Marking criteria summary (8 marks): [1] Quantitative ratio check (600:1800:1200 = 1:3:2 matches equation). [1] Explains moles decrease (4 mol gas → 2 mol gas per unit). [1] Conservation of mass still holds (mass in = mass out, quantitative). [1] % conversion = 75% with working. [1] Identifies H₂ as limiting when only 2000 mol available. [1] Calculates n(NH₃) = 1333 mol (or 1333.3 mol) for the limiting scenario. [1] States a valid industrial reason for sub-100% conversion. [1] Uses precise chemical terminology throughout (mole ratio, limiting reactant, conservation of mass, coefficient, single-pass conversion).

Q2(a) — Propane combustion products (3 marks)

Ratio C₃H₈ : O₂ = 1 : 5. n(O₂) = 4.50 × 5 = 22.5 mol per hour [1].

Ratio C₃H₈ : CO₂ = 1 : 3. n(CO₂) = 4.50 × 3 = 13.5 mol per hour [1].

Ratio C₃H₈ : H₂O = 1 : 4. n(H₂O) = 4.50 × 4 = 18.0 mol per hour [1].

Q2(b) — Limiting reactant and max CO₂ (2 marks)

O₂ required for 18.0 mol C₃H₈ = 18.0 × 5 = 90.0 mol. Available O₂ = 80.0 mol < 90.0 mol required. Therefore O₂ is the limiting reactant [1].

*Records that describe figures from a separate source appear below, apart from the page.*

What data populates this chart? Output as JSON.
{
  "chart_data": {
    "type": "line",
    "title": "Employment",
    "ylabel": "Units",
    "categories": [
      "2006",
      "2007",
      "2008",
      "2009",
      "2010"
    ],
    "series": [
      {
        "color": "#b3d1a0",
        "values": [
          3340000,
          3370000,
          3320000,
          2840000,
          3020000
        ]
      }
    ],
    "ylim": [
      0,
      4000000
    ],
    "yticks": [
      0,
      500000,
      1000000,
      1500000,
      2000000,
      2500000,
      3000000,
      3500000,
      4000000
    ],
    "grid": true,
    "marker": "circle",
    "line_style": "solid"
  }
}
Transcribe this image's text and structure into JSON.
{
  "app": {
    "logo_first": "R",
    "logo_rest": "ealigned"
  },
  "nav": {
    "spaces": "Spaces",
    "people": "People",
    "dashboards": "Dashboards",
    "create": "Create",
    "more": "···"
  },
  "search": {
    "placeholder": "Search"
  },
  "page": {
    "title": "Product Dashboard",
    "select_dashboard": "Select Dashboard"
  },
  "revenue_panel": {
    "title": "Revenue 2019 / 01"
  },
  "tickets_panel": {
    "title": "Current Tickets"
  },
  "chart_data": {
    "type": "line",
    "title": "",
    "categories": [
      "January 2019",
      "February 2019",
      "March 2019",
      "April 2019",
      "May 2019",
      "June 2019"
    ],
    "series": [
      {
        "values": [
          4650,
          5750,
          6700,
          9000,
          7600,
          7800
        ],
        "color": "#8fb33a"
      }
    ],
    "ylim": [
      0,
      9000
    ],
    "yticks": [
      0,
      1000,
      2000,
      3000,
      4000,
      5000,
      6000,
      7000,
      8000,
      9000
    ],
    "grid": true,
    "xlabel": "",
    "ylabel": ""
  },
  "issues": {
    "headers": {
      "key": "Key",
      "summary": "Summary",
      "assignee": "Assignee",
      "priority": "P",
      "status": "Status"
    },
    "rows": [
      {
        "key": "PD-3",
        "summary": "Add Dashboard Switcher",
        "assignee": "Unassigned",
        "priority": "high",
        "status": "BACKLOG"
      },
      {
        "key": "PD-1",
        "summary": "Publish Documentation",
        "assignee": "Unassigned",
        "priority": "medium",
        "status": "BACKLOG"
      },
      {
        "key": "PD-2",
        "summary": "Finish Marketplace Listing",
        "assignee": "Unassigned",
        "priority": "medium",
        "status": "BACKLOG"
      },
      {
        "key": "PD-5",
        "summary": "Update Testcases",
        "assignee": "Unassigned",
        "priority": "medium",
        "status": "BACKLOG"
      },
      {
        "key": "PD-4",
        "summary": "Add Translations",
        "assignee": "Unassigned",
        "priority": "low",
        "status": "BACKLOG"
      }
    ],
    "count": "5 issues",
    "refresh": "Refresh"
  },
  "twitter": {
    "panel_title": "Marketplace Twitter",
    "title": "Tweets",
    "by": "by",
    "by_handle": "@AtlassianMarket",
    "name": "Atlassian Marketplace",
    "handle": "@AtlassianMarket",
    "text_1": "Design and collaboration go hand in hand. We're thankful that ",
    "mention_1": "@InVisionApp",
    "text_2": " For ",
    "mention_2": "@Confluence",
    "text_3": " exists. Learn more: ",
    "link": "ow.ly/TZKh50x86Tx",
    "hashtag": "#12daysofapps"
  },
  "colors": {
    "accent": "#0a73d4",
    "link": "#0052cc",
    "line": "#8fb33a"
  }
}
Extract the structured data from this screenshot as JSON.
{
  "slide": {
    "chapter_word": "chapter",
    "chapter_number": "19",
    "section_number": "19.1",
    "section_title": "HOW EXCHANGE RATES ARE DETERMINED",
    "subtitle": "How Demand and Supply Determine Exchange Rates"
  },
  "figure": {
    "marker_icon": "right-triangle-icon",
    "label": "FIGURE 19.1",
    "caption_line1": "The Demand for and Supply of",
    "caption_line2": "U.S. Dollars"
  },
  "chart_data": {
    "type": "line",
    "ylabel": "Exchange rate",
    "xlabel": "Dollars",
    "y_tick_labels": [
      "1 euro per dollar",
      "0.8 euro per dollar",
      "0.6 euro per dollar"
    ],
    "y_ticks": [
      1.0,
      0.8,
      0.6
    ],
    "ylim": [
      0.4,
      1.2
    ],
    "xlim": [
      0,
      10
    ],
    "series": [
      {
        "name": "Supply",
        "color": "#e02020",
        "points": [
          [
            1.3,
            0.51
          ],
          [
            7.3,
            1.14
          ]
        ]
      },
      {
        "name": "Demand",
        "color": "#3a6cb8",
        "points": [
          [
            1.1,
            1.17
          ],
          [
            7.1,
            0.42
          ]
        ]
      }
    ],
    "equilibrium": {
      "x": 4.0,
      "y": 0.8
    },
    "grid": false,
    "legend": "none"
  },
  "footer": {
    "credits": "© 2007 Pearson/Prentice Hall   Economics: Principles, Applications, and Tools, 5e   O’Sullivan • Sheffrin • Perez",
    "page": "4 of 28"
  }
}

n(CO₂) based on limiting O₂: ratio O₂ : CO₂ = 5 : 3. n(CO₂) = 80.0 × (3/5) = 48.0 mol [1].

Q2(c) — Conservation of mass verification (2 marks)

For 18.0 mol C₃H₈ reacting with 90.0 mol O₂ (O₂ in excess, using theoretical ratios from part a):

Reactants: m(C₃H₈) = 18.0 × 44.097 = 793.7 g; m(O₂) = 90.0 × 31.998 = 2879.8 g. Total reactant mass = 793.7 + 2879.8 = 3673.5 g [1].